Since the lunch was long and included discussion of business (IRS take note), I didn’t get on the road until 1 p.m. Fortunately, the speed limit along most of I-25 is 75 MPH, so the Fit and I were able to make some good time and wound up in Las Vegas NM by 6 p.m. That’s 300 miles from Denver, a reasonable start on my 900 mile roadtrip.
I have been wanting to drive I-25 for a while. It passes through a section of southern Colorado and northern New Mexico that we never visited in the Airstream. As I suspected, from the interstate highway there’s not a lot to be seen (other than a range of mountains to the west all day, and a lot of grassland) but there are a lot of hidden things to investigate on a future trip. The historic Santa Fe trail passes by here, and there’s quite a bit of old railroad history too.

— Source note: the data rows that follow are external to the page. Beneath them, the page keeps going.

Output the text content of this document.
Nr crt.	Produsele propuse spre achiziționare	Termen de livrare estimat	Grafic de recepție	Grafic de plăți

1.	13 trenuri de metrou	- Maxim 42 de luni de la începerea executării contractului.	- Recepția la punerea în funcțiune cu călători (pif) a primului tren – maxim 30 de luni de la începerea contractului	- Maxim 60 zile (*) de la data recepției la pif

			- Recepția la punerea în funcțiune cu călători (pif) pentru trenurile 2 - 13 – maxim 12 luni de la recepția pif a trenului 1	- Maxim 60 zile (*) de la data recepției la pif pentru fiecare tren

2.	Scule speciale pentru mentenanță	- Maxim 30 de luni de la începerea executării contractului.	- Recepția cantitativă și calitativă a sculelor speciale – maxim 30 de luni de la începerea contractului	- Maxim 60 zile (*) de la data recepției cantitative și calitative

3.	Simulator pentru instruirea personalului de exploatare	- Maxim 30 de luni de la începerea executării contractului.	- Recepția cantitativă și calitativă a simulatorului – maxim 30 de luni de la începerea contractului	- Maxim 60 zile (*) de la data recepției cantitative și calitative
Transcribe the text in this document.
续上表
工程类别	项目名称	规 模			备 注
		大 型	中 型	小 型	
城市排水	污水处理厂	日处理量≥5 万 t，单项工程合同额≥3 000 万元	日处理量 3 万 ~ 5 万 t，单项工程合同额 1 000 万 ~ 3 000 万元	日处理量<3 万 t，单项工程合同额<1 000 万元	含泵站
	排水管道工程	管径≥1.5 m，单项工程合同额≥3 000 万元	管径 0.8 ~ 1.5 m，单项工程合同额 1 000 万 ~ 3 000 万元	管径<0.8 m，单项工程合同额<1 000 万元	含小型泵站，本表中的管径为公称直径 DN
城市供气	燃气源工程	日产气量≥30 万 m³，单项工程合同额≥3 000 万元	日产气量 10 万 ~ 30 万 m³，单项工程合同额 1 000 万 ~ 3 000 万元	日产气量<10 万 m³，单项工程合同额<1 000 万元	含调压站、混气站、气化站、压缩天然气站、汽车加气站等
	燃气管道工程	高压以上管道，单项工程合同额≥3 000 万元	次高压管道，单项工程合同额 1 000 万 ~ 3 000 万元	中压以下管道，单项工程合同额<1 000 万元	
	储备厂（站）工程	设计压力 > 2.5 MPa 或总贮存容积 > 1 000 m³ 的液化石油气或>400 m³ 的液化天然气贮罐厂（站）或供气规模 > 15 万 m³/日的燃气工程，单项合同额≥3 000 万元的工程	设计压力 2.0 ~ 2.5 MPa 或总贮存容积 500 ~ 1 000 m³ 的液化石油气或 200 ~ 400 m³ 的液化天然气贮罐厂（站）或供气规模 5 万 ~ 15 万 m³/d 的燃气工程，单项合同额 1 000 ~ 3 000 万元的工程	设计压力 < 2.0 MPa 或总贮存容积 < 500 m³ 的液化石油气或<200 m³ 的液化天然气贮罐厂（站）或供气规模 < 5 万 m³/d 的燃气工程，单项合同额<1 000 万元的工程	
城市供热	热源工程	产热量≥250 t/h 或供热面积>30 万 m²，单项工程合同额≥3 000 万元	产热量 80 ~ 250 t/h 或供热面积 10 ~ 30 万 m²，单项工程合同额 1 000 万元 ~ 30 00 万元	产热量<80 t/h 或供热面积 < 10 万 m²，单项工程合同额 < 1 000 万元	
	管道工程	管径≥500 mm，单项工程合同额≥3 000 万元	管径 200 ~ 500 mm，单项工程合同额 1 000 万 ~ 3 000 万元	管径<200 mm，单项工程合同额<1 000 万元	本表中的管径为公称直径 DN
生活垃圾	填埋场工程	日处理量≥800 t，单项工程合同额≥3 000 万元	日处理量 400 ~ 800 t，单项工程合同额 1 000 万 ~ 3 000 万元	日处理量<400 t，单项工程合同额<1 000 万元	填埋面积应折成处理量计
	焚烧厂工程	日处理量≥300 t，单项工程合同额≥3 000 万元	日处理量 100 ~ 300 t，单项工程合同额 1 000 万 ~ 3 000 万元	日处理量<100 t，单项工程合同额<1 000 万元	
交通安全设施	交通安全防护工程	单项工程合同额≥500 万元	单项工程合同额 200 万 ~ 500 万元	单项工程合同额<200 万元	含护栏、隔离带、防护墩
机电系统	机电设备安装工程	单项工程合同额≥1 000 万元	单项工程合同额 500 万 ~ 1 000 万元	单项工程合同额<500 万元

Some summer we will check it all out with the Airstream. Right now it’s too cold for me, and there’s snow on the ground, which is my cue to keep heading south.
December 31st, 2007 at 12:29 am
We have friends who live in San Antonio, NM, a tiny little town along I-25 south of Soccoro. I think it’s unfathomably beautiful out there, particularly in winter.
It’s also funny that the magnificent Rio Grande isn’t much more than a muddy ditch through that area. 🙂
Rich, when you’re ready to head back through, let me know and I’ll see if I can hook you up with a special tour of the Bosque del Apache National Wildlife Refuge. I hear the best time to go there is in November, during the Festival of the Cranes.
December 31st, 2007 at 11:33 am
Rich, Judging by the timing of your trip down I-25 yesterday, you might have noticed a 30′ Bunkhouse heading north. Twas our son and family returning from San Carlos where they spent Christmas. They made it as far as Pueblo where I think they are now snowed out of getting back here.